Published online May 15, 2019. doi: 10.4251/wjgo.v11.i5.404
Peer-review started: January 16, 2019
First decision: March 14, 2019
Revised: March 29, 2019
Accepted: April 19, 2019
Article in press: April 19, 2019
Published online: May 15, 2019
Pathological manifestations of hepatic tumours are often associated with prognosis. Although surgical specimens (SS) can provide more information, currently, pre-treatment needle core biopsy (NCB) is increasingly showing important value in understanding the nature of liver tumors and even in diagnosis and treatment decisions. However, the concordance of the clinicopathological characteristics and immunohistochemical (IHC) staining between NCB and SS from patients with hepatic tumours were less concerned.
The present study was designed to evaluate the concordance of the clinicopathological characteristics and the novel biotic marker of CK19, GPC3, and HepPar1 staining between the NCB and SS from patients with hepatocellular carcinoma (HCC) or intrahepatic cho-langiocarcinoma (ICC).

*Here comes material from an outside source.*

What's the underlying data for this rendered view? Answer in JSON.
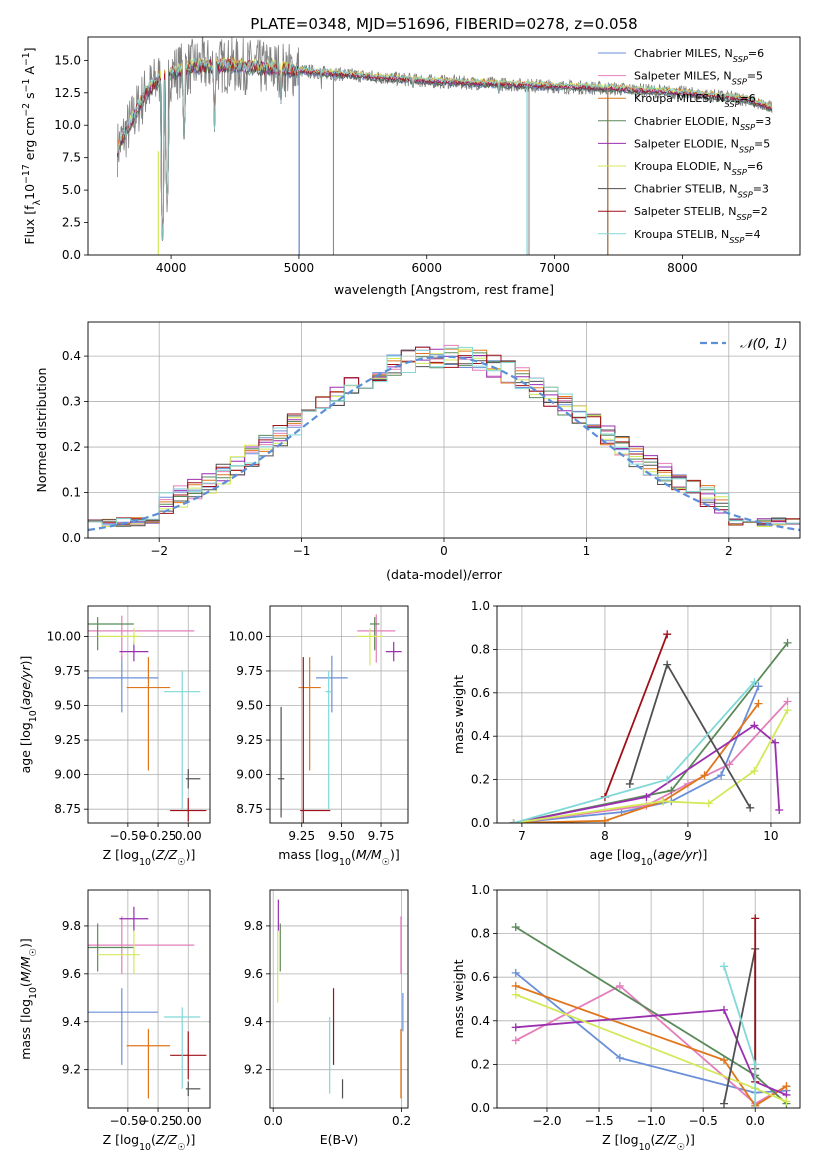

We want to introduce a more accurate method for interpreting the immunohistochemical staining results to improve the diagnostic value of hepatic malignancy in NCB samples.
A total of 208 patients who underwent both preoperative NCB and surgical resection for HCC or ICC between 2008 and 2015 were enrolled in this study. The expression of CK19, GPC3, and HepPar1 were detected by IHC staining. Clinicopathological, NCB, and surgical data were collected and analysed using χ2 and kappa statistics.
Morphologically, the presence of compact tumour nests or a cord-like structure in NCB was considered the primary cause of misdiagnosis of HCC from ICC. The kappa statistic showed a moderate agreement in histomorphology (k = 0.504) and histological grade (k = 0.488) between NCB and SS of the tumours. A 4-tier (+++, ++, +, and -) scoring scheme that emphasized the focal neoplastic cell immunoreactivity of tumour cells revealed perfect concordance of CK19, GPC3 and HepPar1 between NCB and SS (k = 0.717; k = 0.768; k = 0.633). Furthermore, with the aid of a binary classification derived from the 4-tier score, a high concordance was achieved in interpreting the IHC staining of the three markers between NCB and final SS (k = 0.931; k = 0.907; k = 0.803), increasing the accuracy of NCB diagnosis C(k = 0.987; area under the curve = 0.997, 95%CI: 0.990-1.000; P < 0.001).
Our findings imply that reasonable interpretation of IHC staining results in NCB is vital for improving the accuracy of tumour diagnosis. The simplified binary classification provides an easy and applicable approach.
Although the binary classification can significantly improve the accuracy of diagnosis of HCC or ICC, it is unclear whether the method can be transferred to patients with other tumors. In addition, the degree of consistency of the indicators in patients with a multifocal tumor between NCB and SS necessitates further investigation, which will be the focus of our future studies.